Input records to WriteToBigQuery stage (and obviously output from 'Update table' stage) are:

{'folder': '1952', 'last_file': '1952_2019120617.log.gz'}
{'folder': '1951', 'last_file': '1951_2019120617.log.gz'}

Debug information from DataFlow is:

2019-12-06 18:09:36 DEBUG    Creating or getting table <TableReference
 datasetId: 'MYDATASET'
 projectId: 'MYPROJECT'
 tableId: 'MYTABLE'> with schema {'fields': [{'name': 'folder', 'type': 'STRING', 'mode': 'NULLABLE'}, {'name': 'last_file', 'type': 'STRING', 'mode': 'NULLABLE'}]}.
2019-12-06 18:09:36 DEBUG    Created the table with id MYTABLE
2019-12-06 18:09:36 INFO     Created table MYPROJECT.MYDATASET.MYTABLE with schema <TableSchema
 fields: [<TableFieldSchema
 fields: []
 mode: 'NULLABLE'
 name: 'folder'
 type: 'STRING'>, <TableFieldSchema
 fields: []
 mode: 'NULLABLE'
 name: 'last_file'
 type: 'STRING'>]>. Result: <Table
 creationTime: 1575652176727
 etag: '0/GXOOeXPCmYsMfgGNxl2Q=='
 id: 'MYPROJECT:MYDATASET.MYTABLE'
 kind: 'bigquery#table'
 lastModifiedTime: 1575652176766
 location: 'EU'
 numBytes: 0
 numLongTermBytes: 0
 numRows: 0
 schema: <TableSchema
 fields: [<TableFieldSchema
 fields: []
 mode: 'NULLABLE'
 name: 'folder'
 type: 'STRING'>, <TableFieldSchema
 fields: []
 mode: 'NULLABLE'
 name: 'last_file'
 type: 'STRING'>]>
 selfLink: 'https://www.googleapis.com/bigquery/v2/projects/MYPROJECT/datasets/MYDATASET/tables/MYTABLE'
 tableReference: <TableReference
 datasetId: 'MYDATASET'
 projectId: 'MYPROJECT'
 tableId: 'MYTABLE'> with schema {'fields': [{'name': 'folder', 'type': 'STRING', 'mode': 'NULLABLE'}, {'name': 'last_file', 'type': 'STRING', 'mode': 'NULLABLE'}]}.
2019-12-06 18:09:36 DEBUG    Created the table with id MYTABLE
2019-12-06 18:09:36 INFO     Created table MYPROJECT.MYDATASET.MYTABLE with schema <TableSchema
 fields: [<TableFieldSchema
 fields: []
 mode: 'NULLABLE'
 name: 'folder'
 type: 'STRING'>, <TableFieldSchema
 fields: []
 mode: 'NULLABLE'
 name: 'last_file'
 type: 'STRING'>]>. Result: <Table
 creationTime: 1575652176727
 etag: '0/GXOOeXPCmYsMfgGNxl2Q=='
 id: 'MYPROJECT:MYDATASET.MYTABLE'
 kind: 'bigquery#table'
 lastModifiedTime: 1575652176766
 location: 'EU'
 numBytes: 0
 numLongTermBytes: 0
 numRows: 0
 schema: <TableSchema
 fields: [<TableFieldSchema
 fields: []
 mode: 'NULLABLE'
 name: 'folder'
 type: 'STRING'>, <TableFieldSchema
 fields: []
 mode: 'NULLABLE'
 name: 'last_file'
 type: 'STRING'>]>
 selfLink: 'https://www.googleapis.com/bigquery/v2/projects/MYPROJECT/datasets/MYDATASET/tables/MYTABLE'
 tableReference: <TableReference
 datasetId: 'MYDATASET'
 projectId: 'MYPROJECT'
 tableId: 'MYTABLE'>
 type: 'TABLE'>.
2019-12-06 18:09:36 WARNING  Sleeping for 150 seconds before the write as BigQuery inserts can be routed to deleted table for 2 mins after the delete and create.
2019-12-06 18:12:06 DEBUG    Attempting to flush to all destinations.
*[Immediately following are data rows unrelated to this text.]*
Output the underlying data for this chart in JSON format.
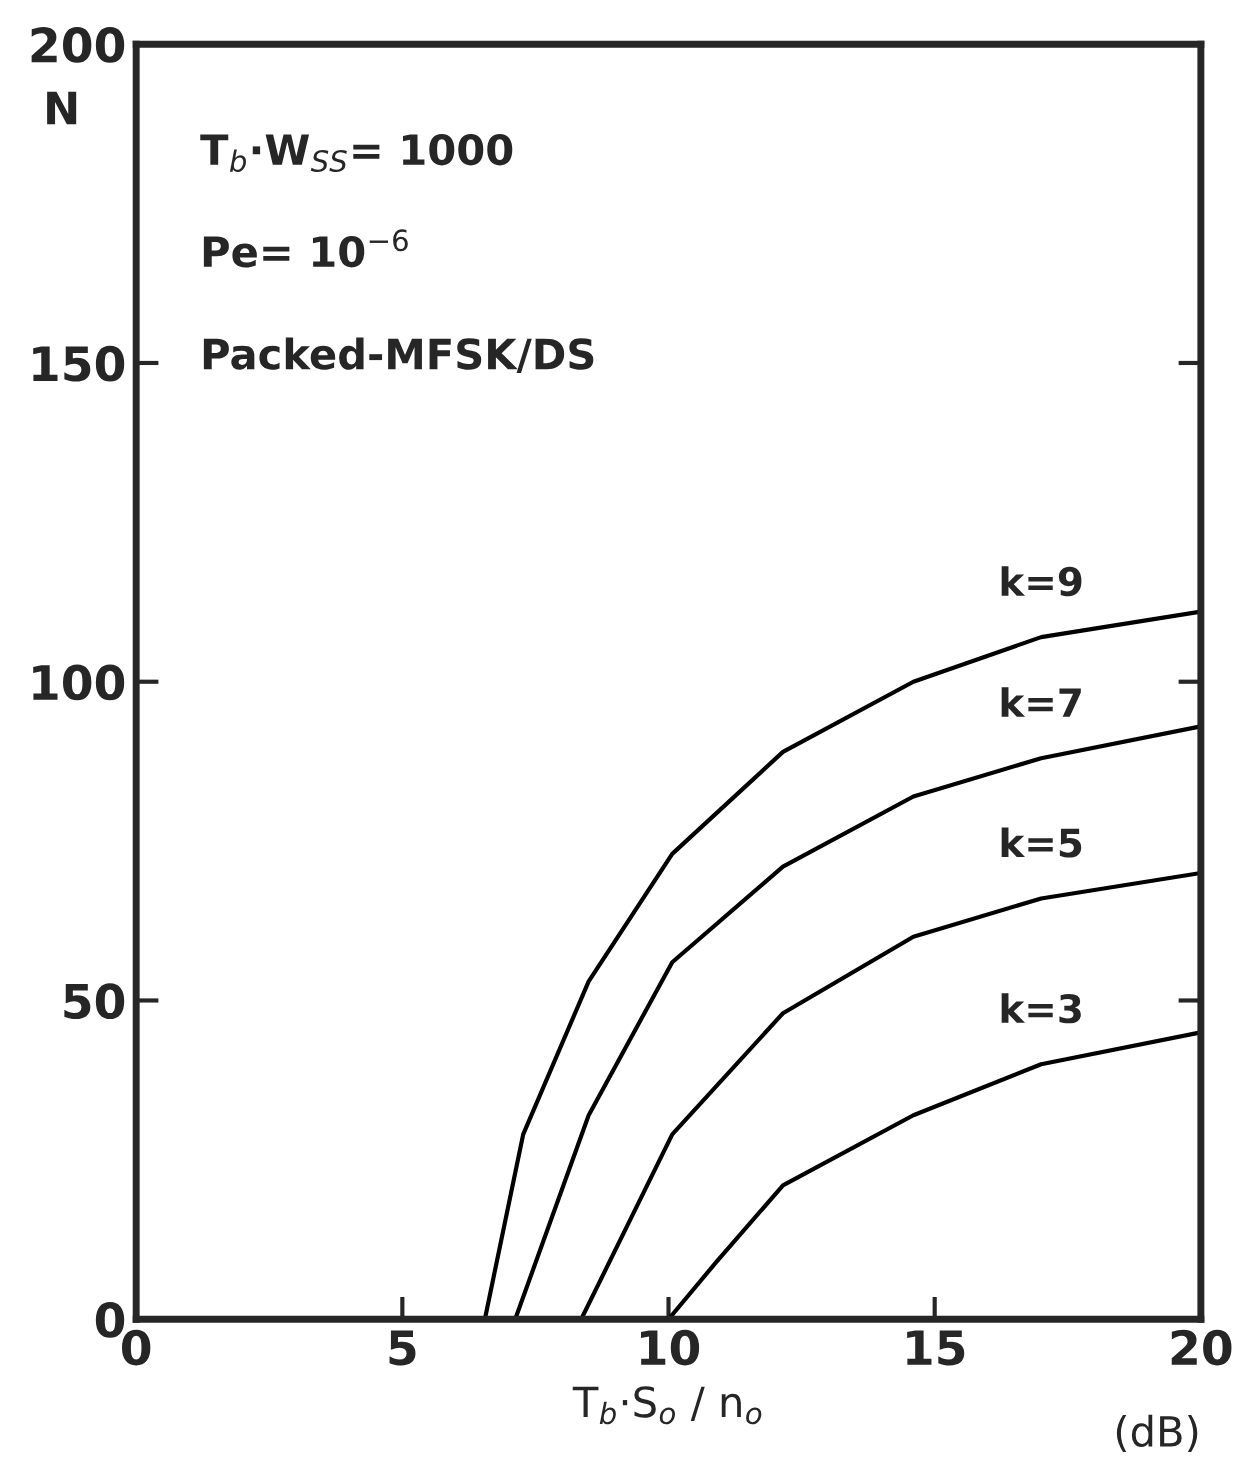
{
  "chart_data": {
    "type": "line",
    "xlabel": "T$_{b}$·S$_{o}$ / n$_{o}$",
    "ylabel": "N",
    "annotations": [
      "T$_{b}$·W$_{SS}$= 1000",
      "Pe= 10$^{−6}$",
      "Packed-MFSK/DS",
      "(dB)"
    ],
    "xlim": [
      0,
      20
    ],
    "ylim": [
      0,
      200
    ],
    "xticks": [
      0,
      5,
      10,
      15,
      20
    ],
    "yticks": [
      0,
      50,
      100,
      150,
      200
    ],
    "grid": false,
    "legend": false,
    "marker": "none",
    "line_style": "solid",
    "series": [
      {
        "name": "k=9",
        "color": "#000000",
        "x": [
          6.55,
          7.27,
          8.5,
          10.07,
          12.15,
          14.6,
          17.0,
          20.0
        ],
        "values": [
          0,
          29,
          53,
          73,
          89,
          100,
          107,
          111
        ]
      },
      {
        "name": "k=7",
        "color": "#000000",
        "x": [
          7.12,
          8.5,
          10.07,
          12.15,
          14.6,
          17.0,
          20.0
        ],
        "values": [
          0,
          32,
          56,
          71,
          82,
          88,
          93
        ]
      },
      {
        "name": "k=5",
        "color": "#000000",
        "x": [
          8.36,
          10.07,
          12.15,
          14.6,
          17.0,
          20.0
        ],
        "values": [
          0,
          29,
          48,
          60,
          66,
          70
        ]
      },
      {
        "name": "k=3",
        "color": "#000000",
        "x": [
          10.0,
          10.9,
          12.15,
          14.6,
          17.0,
          20.0
        ],
        "values": [
          0,
          9,
          21,
          32,
          40,
          45
        ]
      }
    ]
  }
}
Total buffered: 2
2019-12-06 18:12:06 DEBUG    Flushing data to MYPROJECT:MYDATASET.MYTABLE. Total 2 rows.
2019-12-06 18:12:07 DEBUG    Passed: True. Errors are []

Solution

  • The problem is related to the fact that Dataflow uses a stream approach on BigQuery, that means that data is persisted in the database not immediately but after a time window... so you only have to wait some minute.